Me follé a una mujer increíble. Y ella me folló a mí. Y me ciño únicamente a lo físico, a la materia, a lo superficial. Porque apenas la conocía. Sólo sabía cómo le gustaba que le diesen. Y cómo las chupaba. A mí, por lo menos. Y cómo se metía las rayas, por pares. Y sus combinados preferidos. Y la exuberancia de sus curvas y lo cálido de su piel. Y que cuando la tocaba y la olía el mundo dejaba de existir. Y que era inspectora de policía. De la Judicial.

El conocimiento nos hace libres. Y superiores.
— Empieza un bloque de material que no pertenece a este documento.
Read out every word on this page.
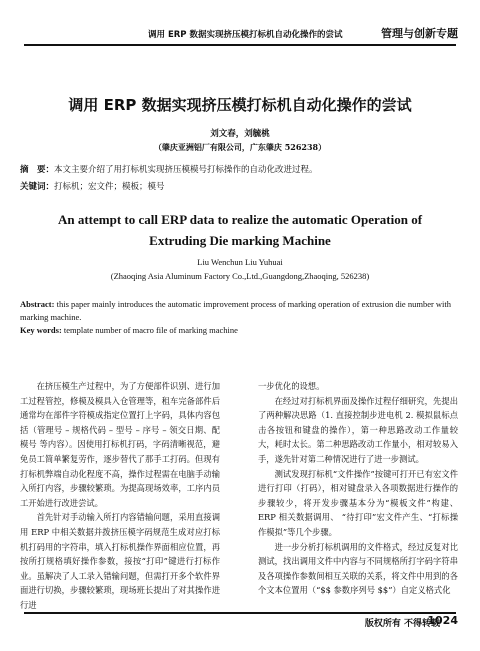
调用 ERP 数据实现挤压模打标机自动化操作的尝试	管理与创新专题
调用 ERP 数据实现挤压模打标机自动化操作的尝试
刘文春，刘毓桃
（肇庆亚洲铝厂有限公司，广东肇庆 526238）
摘　要：本文主要介绍了用打标机实现挤压模模号打标操作的自动化改进过程。
关键词：打标机；宏文件；模板；模号
An attempt to call ERP data to realize the automatic Operation of Extruding Die marking Machine
Liu Wenchun Liu Yuhuai
(Zhaoqing Asia Aluminum Factory Co.,Ltd.,Guangdong,Zhaoqing, 526238)
Abstract: this paper mainly introduces the automatic improvement process of marking operation of extrusion die number with marking machine.
Key words: template number of macro file of marking machine

在挤压模生产过程中，为了方便部件识别、进行加工过程管控，修模及模具入仓管理等，租车完备部件后通常均在部件字符模成指定位置打上字码，具体内容包括（管理号 – 规格代码 – 型号 – 序号 – 领交日期、配模号 等内容）。因使用打标机打码，字码清晰视范，避免员工简单繁复劳作，逐步替代了那手工打码。但现有打标机弊端自动化程度不高，操作过程需在电脑手动输入所打内容，步骤较繁琐。为提高现场效率，工序内员工开始进行改进尝试。

首先针对手动输入所打内容错输问题，采用直接调用 ERP 中相关数据并拨挤压模字码规范生成对应打标机打码用的字符串，填入打标机操作界面相应位置，再按所打规格填好操作参数，接按“打印”键进行打标作业。虽解决了人工录入错输问题，但需打开多个软件界面进行切换，步骤较繁琐，现场班长提出了对其操作进行进

一步优化的设想。

在经过对打标机界面及操作过程仔细研究，先提出了两种解决思路（1. 直接控制步进电机 2. 模拟鼠标点击各按钮和键盘的操作），第一种思路改动工作量较大，耗时太长。第二种思路改动工作量小，相对较易入手，遂先针对第二种情况进行了进一步测试。

测试发现打标机“文件操作”按键可打开已有宏文件进行打印（打码），相对键盘录入各项数据进行操作的步骤较少，将开发步骤基本分为“模板文件”构建、ERP 相关数据调用、 “待打印”宏文件产生、“打标操作模拟”等几个步骤。

进一步分析打标机调用的文件格式，经过反复对比测试，找出调用文件中内容与不同规格所打字码字符串及各项操作参数间相互关联的关系，将文件中用到的各个文本位置用（“$$ 参数序列号 $$”）自定义格式化

版权所有 不得转载
1024
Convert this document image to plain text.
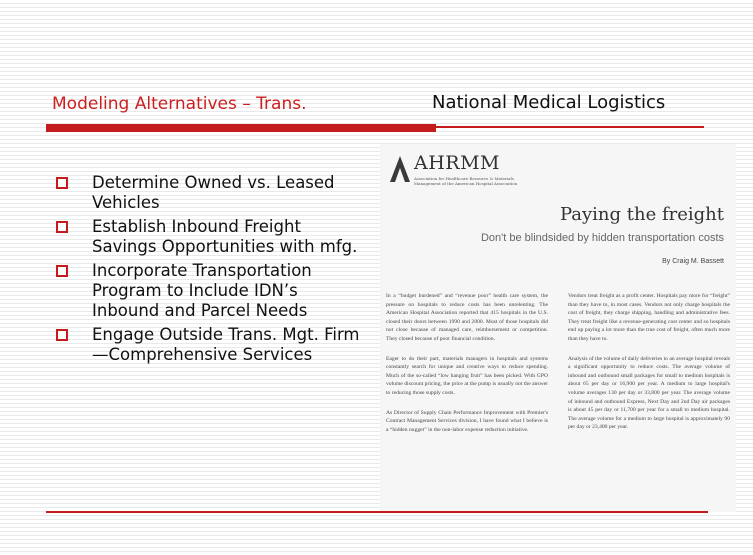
Modeling Alternatives – Trans.	National Medical Logistics
Determine Owned vs. Leased Vehicles
Establish Inbound Freight Savings Opportunities with mfg.
Incorporate Transportation Program to Include IDN’s Inbound and Parcel Needs
Engage Outside Trans. Mgt. Firm—Comprehensive Services
AHRMM
Association for Healthcare Resource & Materials Management of the American Hospital Association
Paying the freight
Don't be blindsided by hidden transportation costs
By Craig M. Bassett

In a “budget burdened” and “revenue poor” health care system, the pressure on hospitals to reduce costs has been unrelenting. The American Hospital Association reported that 415 hospitals in the U.S. closed their doors between 1990 and 2000. Most of those hospitals did not close because of managed care, reimbursement or competition. They closed because of poor financial condition.

Eager to do their part, materials managers in hospitals and systems constantly search for unique and creative ways to reduce spending. Much of the so-called “low hanging fruit” has been picked. With GPO volume discount pricing, the price at the pump is usually not the answer to reducing those supply costs.

As Director of Supply Chain Performance Improvement with Premier's Contract Management Services division, I have found what I believe is a “hidden nugget” in the non-labor expense reduction initiative.

Vendors treat freight as a profit center. Hospitals pay more for “freight” than they have to, in most cases. Vendors not only charge hospitals the cost of freight, they charge shipping, handling and administrative fees. They treat freight like a revenue-generating cost center and so hospitals end up paying a lot more than the true cost of freight, often much more than they have to.

Analysis of the volume of daily deliveries to an average hospital reveals a significant opportunity to reduce costs. The average volume of inbound and outbound small packages for small to medium hospitals is about 65 per day or 16,900 per year. A medium to large hospital's volume averages 130 per day or 33,800 per year. The average volume of inbound and outbound Express, Next Day and 2nd Day air packages is about 45 per day or 11,700 per year for a small to medium hospital. The average volume for a medium to large hospital is approximately 90 per day or 23,400 per year.
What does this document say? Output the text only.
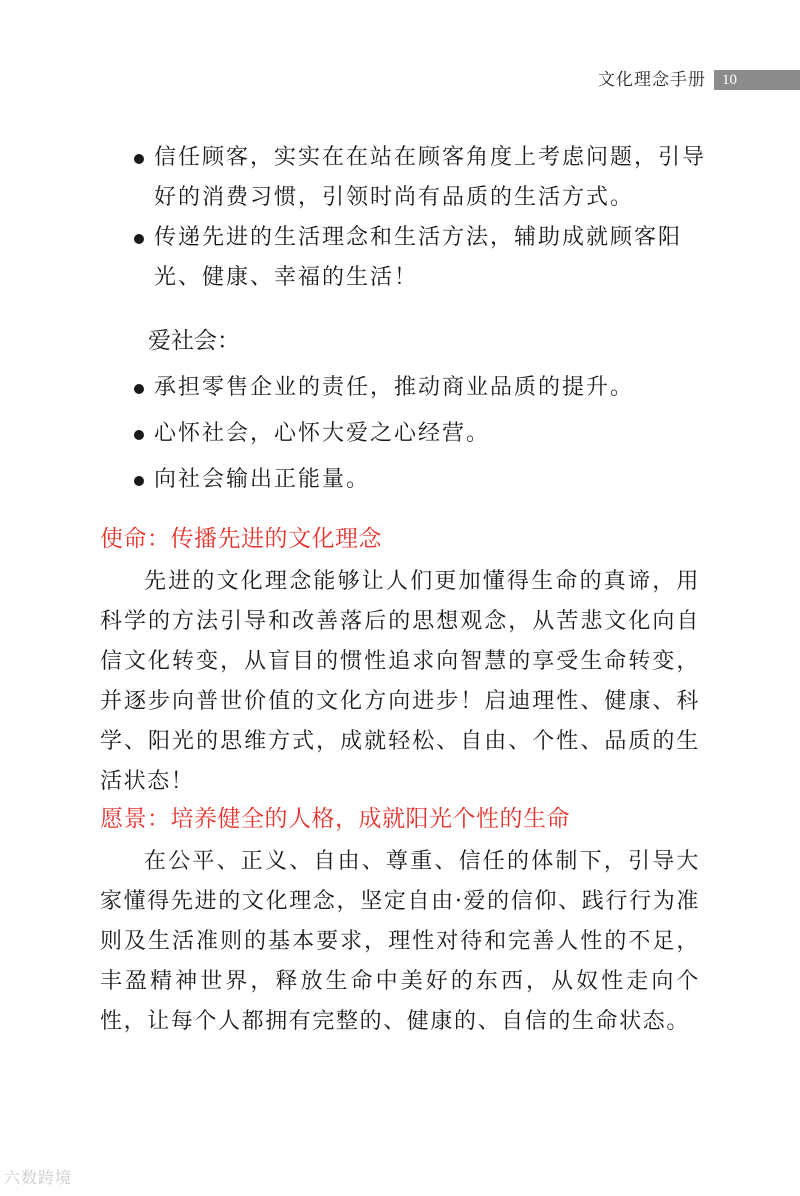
文化理念手册	10
信任顾客，实实在在站在顾客角度上考虑问题，引导好的消费习惯，引领时尚有品质的生活方式。
传递先进的生活理念和生活方法，辅助成就顾客阳光、健康、幸福的生活！
爱社会：
承担零售企业的责任，推动商业品质的提升。
心怀社会，心怀大爱之心经营。
向社会输出正能量。
使命：传播先进的文化理念
先进的文化理念能够让人们更加懂得生命的真谛，用科学的方法引导和改善落后的思想观念，从苦悲文化向自信文化转变，从盲目的惯性追求向智慧的享受生命转变，并逐步向普世价值的文化方向进步！启迪理性、健康、科学、阳光的思维方式，成就轻松、自由、个性、品质的生活状态！
愿景：培养健全的人格，成就阳光个性的生命
在公平、正义、自由、尊重、信任的体制下，引导大家懂得先进的文化理念，坚定自由·爱的信仰、践行行为准则及生活准则的基本要求，理性对待和完善人性的不足，丰盈精神世界，释放生命中美好的东西，从奴性走向个性，让每个人都拥有完整的、健康的、自信的生命状态。
六数跨境
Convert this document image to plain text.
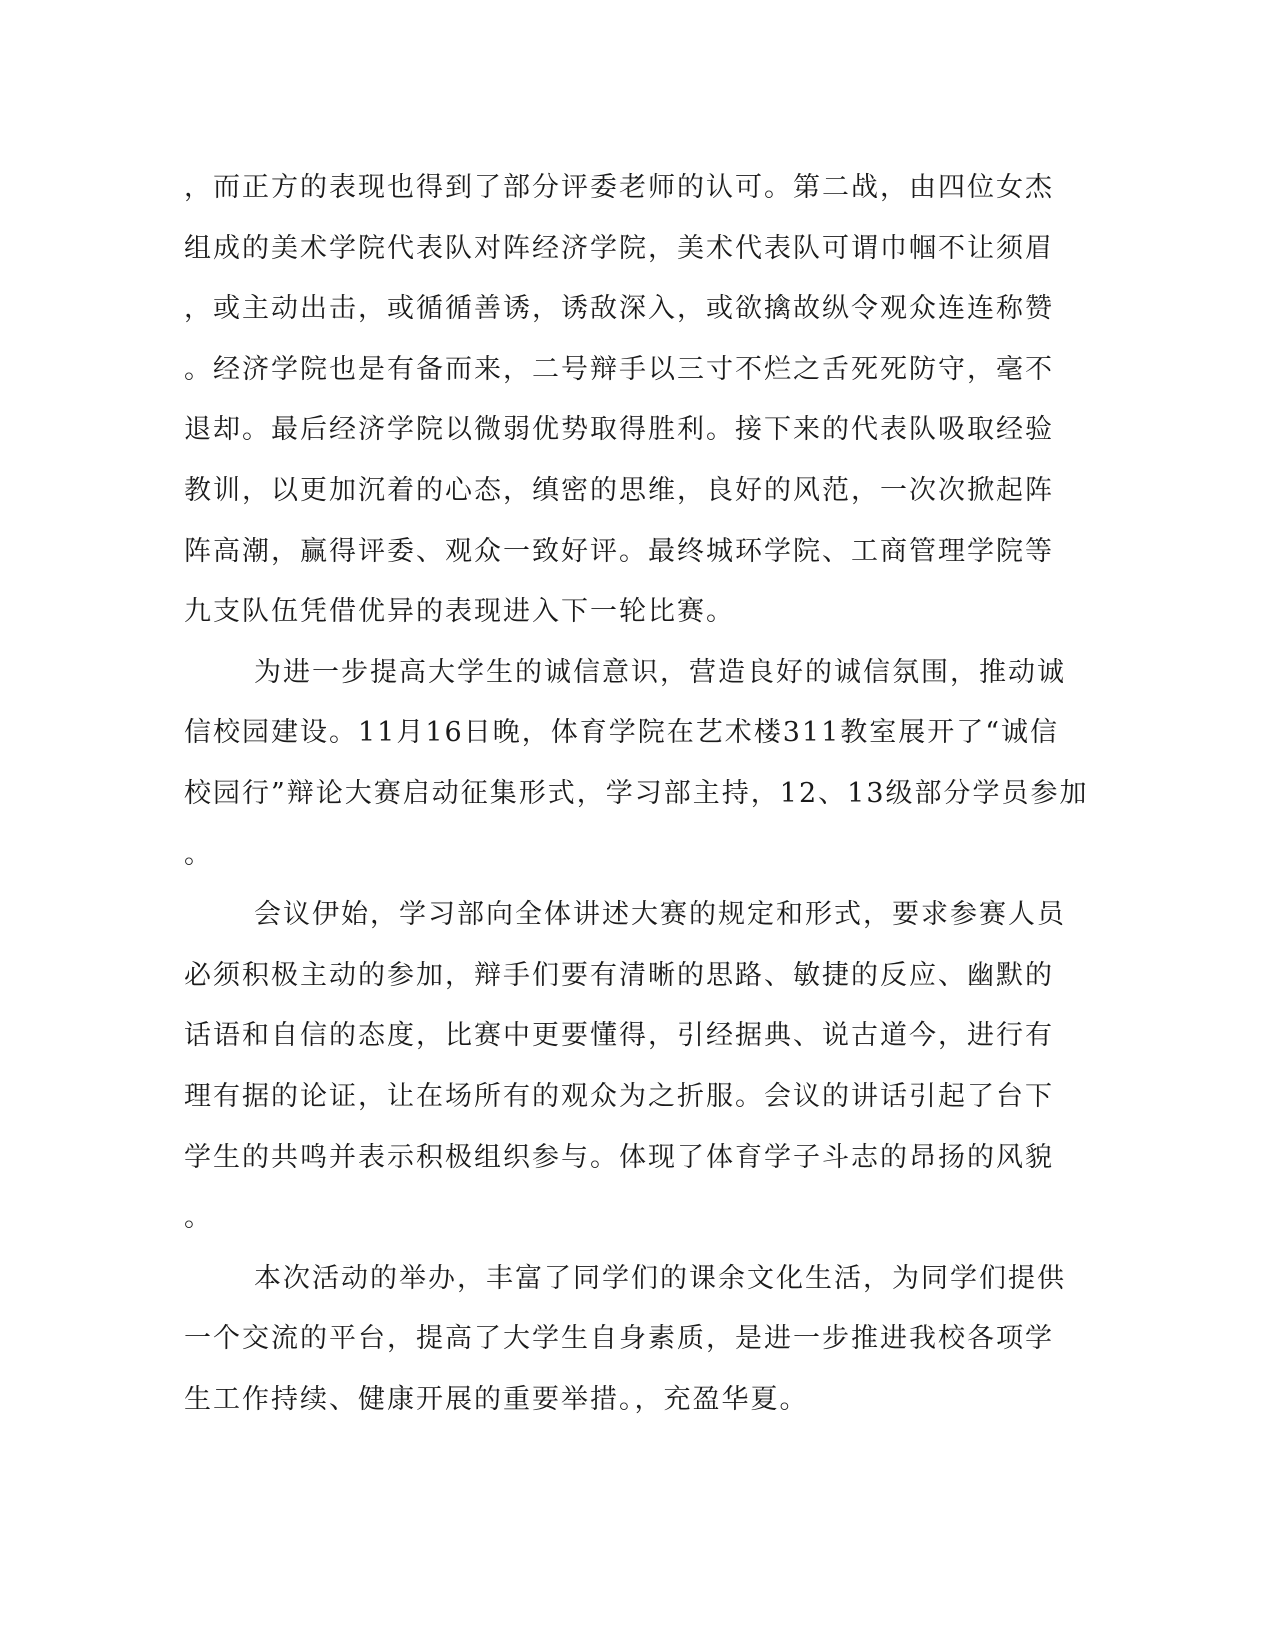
，而正方的表现也得到了部分评委老师的认可。第二战，由四位女杰
组成的美术学院代表队对阵经济学院，美术代表队可谓巾帼不让须眉
，或主动出击，或循循善诱，诱敌深入，或欲擒故纵令观众连连称赞
。经济学院也是有备而来，二号辩手以三寸不烂之舌死死防守，毫不
退却。最后经济学院以微弱优势取得胜利。接下来的代表队吸取经验
教训，以更加沉着的心态，缜密的思维，良好的风范，一次次掀起阵
阵高潮，赢得评委、观众一致好评。最终城环学院、工商管理学院等
九支队伍凭借优异的表现进入下一轮比赛。
为进一步提高大学生的诚信意识，营造良好的诚信氛围，推动诚
信校园建设。11月16日晚，体育学院在艺术楼311教室展开了“诚信
校园行”辩论大赛启动征集形式，学习部主持，12、13级部分学员参加
。
会议伊始，学习部向全体讲述大赛的规定和形式，要求参赛人员
必须积极主动的参加，辩手们要有清晰的思路、敏捷的反应、幽默的
话语和自信的态度，比赛中更要懂得，引经据典、说古道今，进行有
理有据的论证，让在场所有的观众为之折服。会议的讲话引起了台下
学生的共鸣并表示积极组织参与。体现了体育学子斗志的昂扬的风貌
。
本次活动的举办，丰富了同学们的课余文化生活，为同学们提供
一个交流的平台，提高了大学生自身素质，是进一步推进我校各项学
生工作持续、健康开展的重要举措。，充盈华夏。
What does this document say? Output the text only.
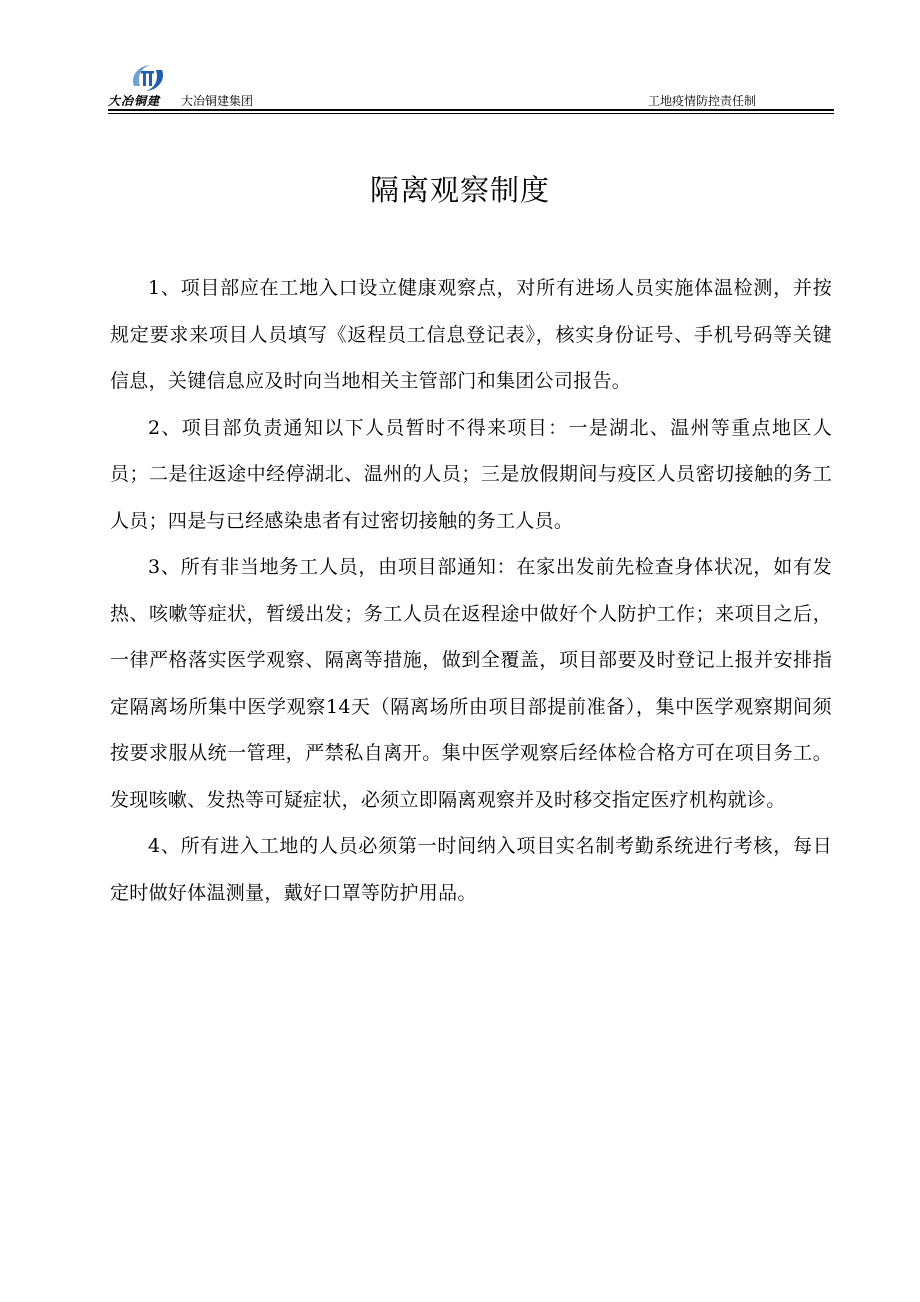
大冶铜建 大冶铜建集团	工地疫情防控责任制
隔离观察制度

1、项目部应在工地入口设立健康观察点，对所有进场人员实施体温检测，并按规定要求来项目人员填写《返程员工信息登记表》，核实身份证号、手机号码等关键信息，关键信息应及时向当地相关主管部门和集团公司报告。

2、项目部负责通知以下人员暂时不得来项目：一是湖北、温州等重点地区人员；二是往返途中经停湖北、温州的人员；三是放假期间与疫区人员密切接触的务工人员；四是与已经感染患者有过密切接触的务工人员。

3、所有非当地务工人员，由项目部通知：在家出发前先检查身体状况，如有发热、咳嗽等症状，暂缓出发；务工人员在返程途中做好个人防护工作；来项目之后，一律严格落实医学观察、隔离等措施，做到全覆盖，项目部要及时登记上报并安排指定隔离场所集中医学观察14天（隔离场所由项目部提前准备），集中医学观察期间须按要求服从统一管理，严禁私自离开。集中医学观察后经体检合格方可在项目务工。发现咳嗽、发热等可疑症状，必须立即隔离观察并及时移交指定医疗机构就诊。

4、所有进入工地的人员必须第一时间纳入项目实名制考勤系统进行考核，每日定时做好体温测量，戴好口罩等防护用品。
Es cierto, desde un plano meramente espiritual, acotador y restrictivo, lo que dicen algunos de los que se erigen en padres de la Iglesia, que es que la ignorancia es la que nos sume en la felicidad, pues la luz del amor a la sapiencia nos amplía el horizonte, mas nos convierte en inconformistas, ilusos, esperanzados, nos insta a salirnos del redil, del fondo de la cueva de la que hablaba Platón. El conocimiento nos devora a medida que se nos va dando, y nos aleja de esa dicha que mana estanca de la simpleza, la sencillez. Pero… ¿quién quiere ser feliz? Yo sólo aspiro, en momentos como este de plenitud vital, a estar, a sentir, a existir y a no privarme de nada de lo que no quiera privarme. A tomar lo que la vida, magnánima, maravillosa, me ofrezca, tanto en la forma y en la materia como en la esencia, lo complejo y lo abstracto, de la mano de las mentes y los corazones de los que pasaron por aquí antes que yo y lo brindaron como ofrenda en ese universo intangible que se abre a aquel que sabe buscarlo…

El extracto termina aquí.